Rep. Jeremy Thiesfeldt, R-Fond du Lac, first introduced the proposal without success during the last legislative session. A former teacher and chair of the state Assembly’s Committee on Education, Thiesfeldt said he first heard about the issue at professional conferences for lawmakers, including some targeted to lawmakers interested specifically in education
During the Assembly debate on the plan in September, Thiesfeldt mentioned the country’s founding documents.
“Just the nostalgia of our founding documents being written using (cursive) also adds to the reasoning as to why we should do it,” he said.
“When we have something like this that we know works, we know it’s popular with the public, it is not expensive … if we have all of those things in line here, I don’t see why this is a problem,” Thiesfeldt told WPR.
However, 10 groups, including the Wisconsin Education Association Council and Wisconsin Association of School Boards, have registered their opposition to the bill.

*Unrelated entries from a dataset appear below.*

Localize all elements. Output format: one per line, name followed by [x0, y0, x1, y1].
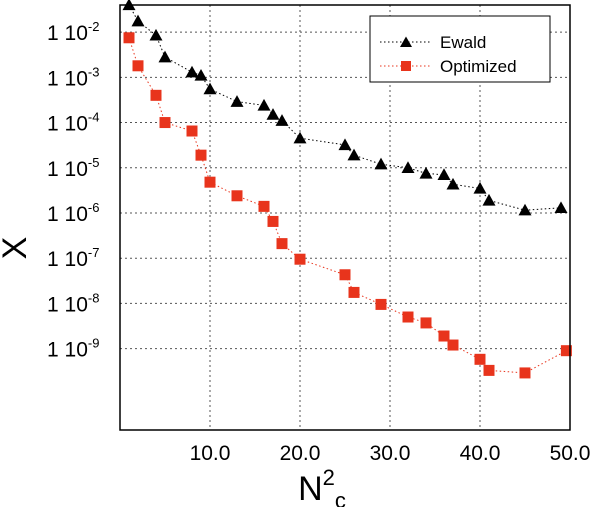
point-ewald: [185, 65, 199, 78]
point-ewald: [401, 161, 415, 173]
point-optimized: [186, 125, 198, 137]
y-tick-label: 1 10-3: [47, 64, 99, 90]
point-ewald: [158, 50, 172, 63]
y-tick-label: 1 10-2: [47, 19, 99, 45]
series-markers: [122, 0, 572, 379]
y-tick-labels: 1 10-2 1 10-3 1 10-4 1 10-5 1 10-6 1 10-7 1 10…: [47, 19, 99, 361]
point-optimized: [447, 339, 459, 351]
point-ewald: [266, 108, 280, 120]
x-tick-label: 10.0: [190, 442, 231, 465]
x-tick-label: 20.0: [280, 442, 321, 465]
point-optimized: [438, 330, 450, 342]
point-ewald: [230, 95, 244, 107]
point-optimized: [339, 269, 351, 281]
y-tick-label: 1 10-5: [47, 155, 99, 181]
point-optimized: [276, 238, 288, 250]
y-tick-label: 1 10-9: [47, 336, 99, 362]
point-ewald: [338, 138, 352, 151]
point-optimized: [348, 286, 360, 298]
point-optimized: [294, 253, 306, 265]
x-tick-label: 50.0: [550, 442, 591, 465]
point-ewald: [374, 157, 388, 170]
point-optimized: [483, 364, 495, 376]
point-optimized: [267, 215, 279, 227]
x-axis-label: N2c: [298, 465, 346, 507]
point-ewald: [347, 148, 361, 161]
point-ewald: [131, 14, 145, 27]
point-optimized: [150, 89, 162, 101]
point-ewald: [149, 28, 163, 41]
legend-ewald-label: Ewald: [440, 33, 486, 52]
point-ewald: [293, 131, 307, 144]
point-optimized: [560, 345, 572, 357]
x-tick-label: 40.0: [460, 442, 501, 465]
point-ewald: [419, 166, 433, 179]
plot-frame: [119, 4, 571, 431]
point-ewald: [554, 201, 568, 214]
point-optimized: [159, 117, 171, 129]
series-line-optimized: [128, 37, 567, 374]
x-tick-label: 30.0: [370, 442, 411, 465]
point-optimized: [519, 367, 531, 379]
point-optimized: [474, 353, 486, 365]
y-tick-label: 1 10-4: [47, 110, 99, 136]
point-ewald: [473, 181, 487, 194]
point-optimized: [195, 149, 207, 161]
point-ewald: [257, 98, 271, 111]
point-ewald: [437, 168, 451, 180]
point-optimized: [204, 176, 216, 188]
legend-ewald-marker: [400, 36, 412, 47]
point-ewald: [446, 177, 460, 190]
legend-optimized-marker: [401, 61, 411, 71]
point-optimized: [258, 200, 270, 212]
legend: Ewald Optimized: [369, 15, 551, 83]
point-ewald: [203, 82, 217, 95]
point-ewald: [482, 193, 496, 206]
point-optimized: [123, 32, 135, 44]
y-tick-label: 1 10-6: [47, 200, 99, 226]
y-tick-label: 1 10-8: [47, 290, 99, 316]
legend-box: [369, 15, 551, 83]
x-axis-label-sub: c: [335, 488, 346, 507]
x-axis-label-base: N: [298, 470, 323, 507]
x-tick-labels: 10.0 20.0 30.0 40.0 50.0: [190, 442, 591, 465]
point-optimized: [402, 311, 414, 323]
point-optimized: [420, 317, 432, 329]
point-ewald: [275, 114, 289, 126]
point-optimized: [231, 190, 243, 202]
point-optimized: [132, 60, 144, 72]
legend-optimized-label: Optimized: [440, 57, 517, 76]
point-ewald: [518, 203, 532, 216]
y-axis-label: X: [0, 237, 34, 260]
point-ewald: [194, 68, 208, 81]
y-tick-label: 1 10-7: [47, 245, 99, 271]
x-axis-label-sup: 2: [323, 465, 335, 490]
point-optimized: [375, 298, 387, 310]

None have registered their support.
In testimony provided to lawmakers, Wisconsin Education Association Council President Peggy Wirtz-Olsen said, “with all of the challenges that are facing our students and educators today, the fact that members of the Wisconsin state Legislature are focused on cursive writing shows how misguided their priorities are for our Wisconsin schools.”
The council argued “instruction decisions should be made independently and autonomously by local school boards,” a sentiment echoed by a number of other opponents.
“This is not about cursive writing, this is about allowing our teachers to teach, allowing them to be the professionals that they are,” said Rep. Deb Andraca, D-Whitefish Bay, during Assembly debate. “This isn’t about whether we should or shouldn’t teach cursive, this is about whether we need a law that says you must teach it.”
According to the state Department of Public Instruction, if the proposal is approved, it would be the first time a specific skill is mandated in state law for English teaching standards. Thiesfeldt argued state lawmakers taking that step is necessary and appropriate.
“With the state that education is in Wisconsin right now, particularly in reading instruction — and reading and writing kind of go hand in hand — we are not in a time where we can just simply suggest to schools things they need to do,” he said.
The plan passed the state Assembly in September on a party-line vote of 59-39, with most Republicans voting in favor and Democrats against. Rep. David Steffen, R-Green Bay, joined all Democrats in their opposition. The bill has yet to be voted on in the state Senate. One Democrat in that chamber, Sen. Lena Taylor, D-Milwaukee, has signed on as a co-sponsor of the plan.